For the surprise of everybody, nodes will do this even when the HTLCs in question were trimmed and therefore cannot be redeemed at all. It’s very important that nodes stop doing that, because it makes no economic sense at all.

However, that is not so simple, because once you decide you’re not going to close the channel, what is the next step? Do you wait until the other peer tries to fulfill an expired HTLC and tell them you won’t agree and that you must cancel that instead? That could work sometimes if they’re honest (and they have no incentive to not be, in this case). What if they say they tried to fulfill it before but you were offline? Now you’re confused, you don’t know if you were offline or they were offline, or if they are trying to trick you. Then unsolvable issues start to emerge.


One simple idea is to use trusted arbiters for all trimmed HTLC issues.

This idea solves both the protocol issue of getting the preimage to the payer once it is released by the payee – and what to do with the channels once a trimmed HTLC expires.

A simple design would be to have each node hardcode a set of trusted other nodes that can serve as arbiters. Once a channel is opened between two nodes they choose one node from both lists to serve as their mutual arbiter for that channel.

Then whenever one node tries to fulfill an HTLC but the other peer is unresponsive, they can send the preimage to the arbiter instead. The arbiter will then try to contact the unresponsive peer. If it succeeds, then done, the HTLC was fulfilled offchain. If it fails then it can keep trying until the HTLC timeout. And then if the other node comes back later they can eat the loss. The arbiter will ensure they know they are the ones who must eat the loss in this case. If they don’t agree to eat the loss, the first peer may then close the channel and blacklist the other peer.
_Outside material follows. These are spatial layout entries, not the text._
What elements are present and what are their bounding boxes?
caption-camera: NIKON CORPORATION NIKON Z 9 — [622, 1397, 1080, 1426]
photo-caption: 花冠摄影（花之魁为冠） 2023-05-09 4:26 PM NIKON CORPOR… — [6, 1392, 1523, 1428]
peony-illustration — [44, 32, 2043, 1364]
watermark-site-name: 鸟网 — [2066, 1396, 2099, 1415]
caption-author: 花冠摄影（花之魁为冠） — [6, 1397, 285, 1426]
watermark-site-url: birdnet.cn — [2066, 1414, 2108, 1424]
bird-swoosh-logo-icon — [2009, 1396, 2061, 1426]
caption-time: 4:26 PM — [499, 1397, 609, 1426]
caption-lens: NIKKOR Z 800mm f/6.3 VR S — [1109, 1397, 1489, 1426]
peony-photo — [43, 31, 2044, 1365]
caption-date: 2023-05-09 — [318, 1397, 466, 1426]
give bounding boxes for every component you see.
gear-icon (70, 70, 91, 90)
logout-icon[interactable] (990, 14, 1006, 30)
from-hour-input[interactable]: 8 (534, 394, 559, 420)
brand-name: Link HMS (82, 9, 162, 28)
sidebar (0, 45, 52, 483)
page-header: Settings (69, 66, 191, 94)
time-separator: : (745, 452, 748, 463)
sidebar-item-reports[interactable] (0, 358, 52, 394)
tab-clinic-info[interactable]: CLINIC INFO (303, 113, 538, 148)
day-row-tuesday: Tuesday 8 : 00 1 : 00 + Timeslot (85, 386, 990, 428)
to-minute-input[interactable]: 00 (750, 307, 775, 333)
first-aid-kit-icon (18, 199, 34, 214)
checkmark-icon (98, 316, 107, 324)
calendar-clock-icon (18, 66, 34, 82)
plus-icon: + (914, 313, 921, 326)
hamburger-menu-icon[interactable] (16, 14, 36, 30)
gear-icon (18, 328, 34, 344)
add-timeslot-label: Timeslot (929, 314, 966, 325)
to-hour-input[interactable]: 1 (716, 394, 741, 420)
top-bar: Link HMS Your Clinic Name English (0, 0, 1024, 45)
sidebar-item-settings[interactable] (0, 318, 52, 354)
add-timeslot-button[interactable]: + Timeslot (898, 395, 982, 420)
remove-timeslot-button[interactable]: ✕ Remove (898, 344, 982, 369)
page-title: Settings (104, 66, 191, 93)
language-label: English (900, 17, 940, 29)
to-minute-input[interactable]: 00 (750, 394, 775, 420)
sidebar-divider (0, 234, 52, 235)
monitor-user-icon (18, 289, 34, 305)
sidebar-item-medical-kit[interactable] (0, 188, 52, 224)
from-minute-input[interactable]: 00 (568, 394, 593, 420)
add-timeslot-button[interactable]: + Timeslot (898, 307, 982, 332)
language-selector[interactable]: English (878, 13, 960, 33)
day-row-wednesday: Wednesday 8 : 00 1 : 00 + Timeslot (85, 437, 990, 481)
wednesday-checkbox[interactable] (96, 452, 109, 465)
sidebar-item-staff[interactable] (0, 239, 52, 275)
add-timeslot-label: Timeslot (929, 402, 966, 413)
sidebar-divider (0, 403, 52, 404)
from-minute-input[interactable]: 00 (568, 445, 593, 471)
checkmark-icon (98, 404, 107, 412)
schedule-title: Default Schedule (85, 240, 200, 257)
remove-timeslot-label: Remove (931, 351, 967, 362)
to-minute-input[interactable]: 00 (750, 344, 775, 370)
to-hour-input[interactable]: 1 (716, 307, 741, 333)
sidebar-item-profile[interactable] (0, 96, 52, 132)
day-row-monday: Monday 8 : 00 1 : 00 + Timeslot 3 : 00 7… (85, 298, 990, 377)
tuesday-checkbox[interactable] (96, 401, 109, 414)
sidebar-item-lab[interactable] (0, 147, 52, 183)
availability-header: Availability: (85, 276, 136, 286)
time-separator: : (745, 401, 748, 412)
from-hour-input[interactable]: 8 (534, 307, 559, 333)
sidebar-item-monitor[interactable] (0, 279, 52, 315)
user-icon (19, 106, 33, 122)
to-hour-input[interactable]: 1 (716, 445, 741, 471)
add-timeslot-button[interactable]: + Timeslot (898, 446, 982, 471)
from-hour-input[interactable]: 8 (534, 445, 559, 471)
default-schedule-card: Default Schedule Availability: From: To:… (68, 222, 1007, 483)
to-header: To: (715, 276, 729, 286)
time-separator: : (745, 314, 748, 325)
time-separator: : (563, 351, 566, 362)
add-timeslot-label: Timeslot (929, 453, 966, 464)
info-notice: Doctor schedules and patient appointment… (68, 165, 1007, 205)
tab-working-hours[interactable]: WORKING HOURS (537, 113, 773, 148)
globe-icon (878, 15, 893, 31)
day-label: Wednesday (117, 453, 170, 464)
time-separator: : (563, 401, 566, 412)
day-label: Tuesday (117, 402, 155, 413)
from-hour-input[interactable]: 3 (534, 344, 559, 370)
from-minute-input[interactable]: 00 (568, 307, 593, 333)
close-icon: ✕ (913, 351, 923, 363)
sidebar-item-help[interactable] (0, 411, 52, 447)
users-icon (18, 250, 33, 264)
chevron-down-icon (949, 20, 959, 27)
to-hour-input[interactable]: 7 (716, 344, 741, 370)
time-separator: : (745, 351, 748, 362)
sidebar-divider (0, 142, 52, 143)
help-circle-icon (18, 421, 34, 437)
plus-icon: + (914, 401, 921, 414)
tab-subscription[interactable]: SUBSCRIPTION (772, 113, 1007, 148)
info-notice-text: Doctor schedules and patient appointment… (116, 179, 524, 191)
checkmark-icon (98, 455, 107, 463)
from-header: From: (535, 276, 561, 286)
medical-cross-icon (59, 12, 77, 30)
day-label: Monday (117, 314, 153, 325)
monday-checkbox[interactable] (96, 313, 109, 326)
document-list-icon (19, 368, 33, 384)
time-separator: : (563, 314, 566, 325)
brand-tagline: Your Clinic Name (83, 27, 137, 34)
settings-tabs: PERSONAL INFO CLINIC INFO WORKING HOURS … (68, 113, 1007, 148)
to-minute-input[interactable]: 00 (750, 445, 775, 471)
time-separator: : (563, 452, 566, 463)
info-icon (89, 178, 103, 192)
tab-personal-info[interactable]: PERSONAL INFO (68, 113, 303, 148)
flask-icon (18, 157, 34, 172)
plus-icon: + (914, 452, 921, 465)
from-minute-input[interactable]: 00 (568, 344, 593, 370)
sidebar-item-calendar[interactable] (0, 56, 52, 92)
If the other peer believes that both the first peer and the arbiter are dishonest they can remove that arbiter from their list of trusted arbiters.

The same happens in the opposite case: if a peer doesn’t get a preimage they can notify the arbiter they hadn’t received anything. The arbiter may try to ask the other peer for the preimage and, if that fails, settle the dispute for the side of that first peer, which can proceed to fail the HTLC is has with someone else on that route.